Rue Bricabrac, voile, photo

photo Kulhanak

Le sujet qui fâche, à propos du voile, le voilà. Impossible de ne pas s'étendre, par analogie au moins, sur ce voile qu'on a voulu appeler foulard comme si le tchador avait quelque rapport - même cousin à la mode de Bretagne - avec le carré Hermès ou les coiffes des martiniquaises. Ce tchador, un peu étoffé, devient burqa. En cuir, ou en latex, c'est une cagoule. Dans les deux cas, j'entends la même chose. Et je n'aime pas du tout ce que ça me raconte.
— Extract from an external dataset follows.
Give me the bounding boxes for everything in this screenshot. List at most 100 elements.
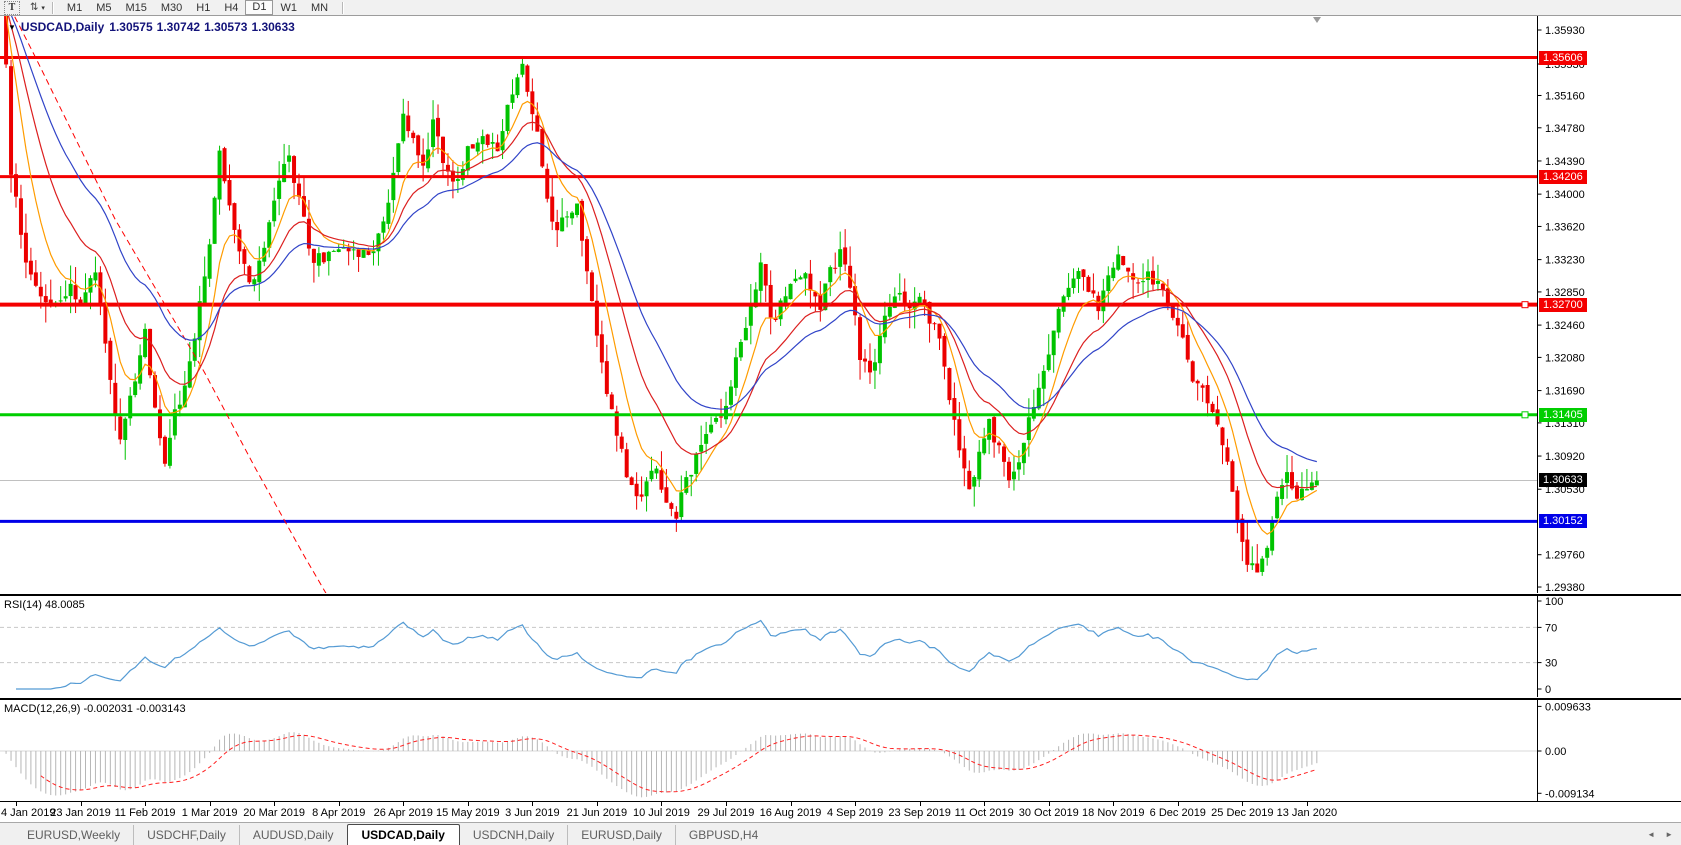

Rue Bricabrac, voile, Belphegor

Les voiles, si affriolants, ne sont plus des dentelles, ni des mousselines (mousselines de soie, mes madeleines, déjà enfant, je m'enveloppais dans celles de ma mère, qui en avait de toutes couleurs, si légères, si gigantesques pour moi qui étais si petite, fragancée en Femme de Rochas, capiteuses autant qu'aériennes, matières à tous les costumes du monde, cheik ou Shéhérazade selon l'humeur...).
Ceux dont il est question aujourd'hui sont de lourds suaires, du drap plombé au tombé sans détours. De celui qui faisait une carapace effrayante à Belphégor, momie fantôme du Louvre, néfaste créature remontée des enfers qui aurait troqué ses bandelettes pour cet épouvantable rideau.

Rue Bricabrac, voile, burqa

photo Chrisuk

Je l'ai dit, je me garderai bien de faire rimer dominant avec taliban. Simplement, dans la pratique, dans ce besoin de cacher les yeux ou la tête de la femme, je ne peux lire que la même négation. L. m'a envoyé un jour des photos de sa femme en larmes, en précisant à quel point il la trouvait belle ainsi, en ajoutant des mots très durs pour ceux qui bandaient les yeux de leur soumise pour ne pas avoir à voir ces larmes. À mon avis, il n'y a pas que les larmes qu'ils ne veulent pas regarder. Peut-être n'ont-ils pas envie de savoir leur jouissance. Ou plus sûrement, ils ne veulent pas qu'elles puissent être les témoins de leur jouissance à eux, de leurs peurs et paniques devant cet ouragan de sentiments contrastés que font naître les jeux sm. Dans les temps passés, les bourreaux étaient ceux qui portaient la cagoule. Dans nos jeux, c'est l'inverse. Le bourreau, sado ou dominamant, est connu de sa suppliciée volontaire, il n'a plus à se cacher. En revanche, il peut avoir envie de diminuer celle qui pourrait lire en lui.
Et plus loin, à la nier. Je te cache, je te recouvre, tu n'existes plus... tout à fait. Je te dépossède de ton identité. Je te la vole d'un voile devenu éteignoir. Le bandeau, synecdoque du voile, permet de laisser la bouche libre, puisque la femme n'est plus qu'un trio de trous, une entité toujours féminine mais possiblement interchangeable.
Sous un voile opaque, je suis une, je ne suis plus là. Je ne suis pas non plus tout à fait là.

Rue Bricabrac, voile, tchador

photo Chrisuk

Je pense aussi à celles qui ont un "nom de soumise". Chiennetruc, Biduleslut, ou un joli prénom, Lolalou, ou un surnom chantant, Sinueuse... Il peut servir à bien marquer la frontière entre la vie sociale et la vie sexuelle, nous savons combien il est parfois dangereux d'abolir cette ligne blanche. Je n'arrive pourtant pas à m'ôter de la tête qu'en me renommant, on me gomme. Mon vrai moi, il est pareillement présent quand je suis à tes genoux que quand je suis en réunion de travail. Ma posture, mon état d'esprit... ne sont pas les mêmes. Une identité n'est pas un jeu de Lego, on ne s'amuse pas à taper du pied dedans sous prétexte de mieux la reconstruire, à sa main. Le cas échéant, on se modèle, avec le temps, au contact l'un de l'autre, comme des galets. La femme n'est pas de l'argile dont on croit faire les golems, on ne la crée pas par l'occupation, par l'oppression. Et ce n'est pas en l'étouffant dans un cocon qu'on lui fera croire qu'elle est chrysalide. Assez de mensonges !

Et puis j'ai toujours, si je ne veux pas, plus voir, le loisir de fermer les yeux. Et j'aime quand tu exiges que je les ouvre, que je t'observe te branler et jouir sur moi (s'il y a un jeu qui consiste à caser "éjac faciale" dans un texte, je pense qu'ici, il est bien placé), que je me calcule telle que tes mains m'ont façonnée, bondée, dilatée.